April 30, 2014|By Terry Markowitz
  • The charcuterie platter from Provenance in Newport Beach.
The charcuterie platter from Provenance in Newport Beach. (SCOTT SMELTZER,…)

I have been a fan of chef Cathy Pavlos since she first opened Lucca in the Quail Hill Shopping Center in 2005, and I have been eagerly awaiting her new restaurant, aptly called Provenance. It is in the Eastbluff Village Center in Newport Beach.

The concept is to use vegetables, lettuces and herbs that are grown in the restaurant's 1,300-square-foot, raised-bed organic garden. The boxes make a lovely background for outdoor dining. The restaurant also features humanely raised meats. The menu changes monthly and utilizes what is currently growing in the garden.

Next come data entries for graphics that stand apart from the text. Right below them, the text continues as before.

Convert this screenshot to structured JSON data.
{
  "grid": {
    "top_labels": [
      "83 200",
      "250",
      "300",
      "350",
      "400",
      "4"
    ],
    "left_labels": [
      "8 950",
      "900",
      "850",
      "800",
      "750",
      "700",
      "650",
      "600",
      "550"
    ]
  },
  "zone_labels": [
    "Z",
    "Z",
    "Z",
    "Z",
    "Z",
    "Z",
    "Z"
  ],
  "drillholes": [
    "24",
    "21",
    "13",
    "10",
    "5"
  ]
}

The interior has a contemporary wine-country farmhouse atmosphere. The ceiling is made of raw rough boards, the floor is polished cement, and the bar has lovely dark gray and white tiles. The chairs are white metal with cushions. Floor-to-ceiling glass doors create an indoor-outdoor feel to the room.

Artisanal cheese plates and house-made charcuterie were always featured at Lucca, and I'm pleased to say they are also on the menu at Provenance. My favorite dining companion and I shared the charcuterie platter, which includes a wonderful little jar of potted pork rillettes. They had a sinfully rich fatty and salty flavor and were extra delicious smeared on the crunchy slices of toasted bread.


We also loved the spicy salami and excellent prosciutto but found the duck pate to be a bit too mild compared to the other offerings. Two mustards and lots of pickled vegetables came on the side: carrots, radishes, onions and pickles with some candied walnuts strewn about. It's a great starter and easily feeds two.

Be careful when the bread basket arrives. It is probably different from day to day, but the fat cream biscuits are hard to pass up and are very filling. Wanting to try something from the garden, we chose clipped garden lettuces that included arugula, herbs, French radishes, candied butternut squash bites and white asparagus.

The squash bites were our favorite, but the lettuces are so fresh and vibrant that they may make you wonder why you ever buy the grocery store variations. The only miss here was the white asparagus, which was limp and tasteless. The salad was lightly dressed but could have used a bit more dressing.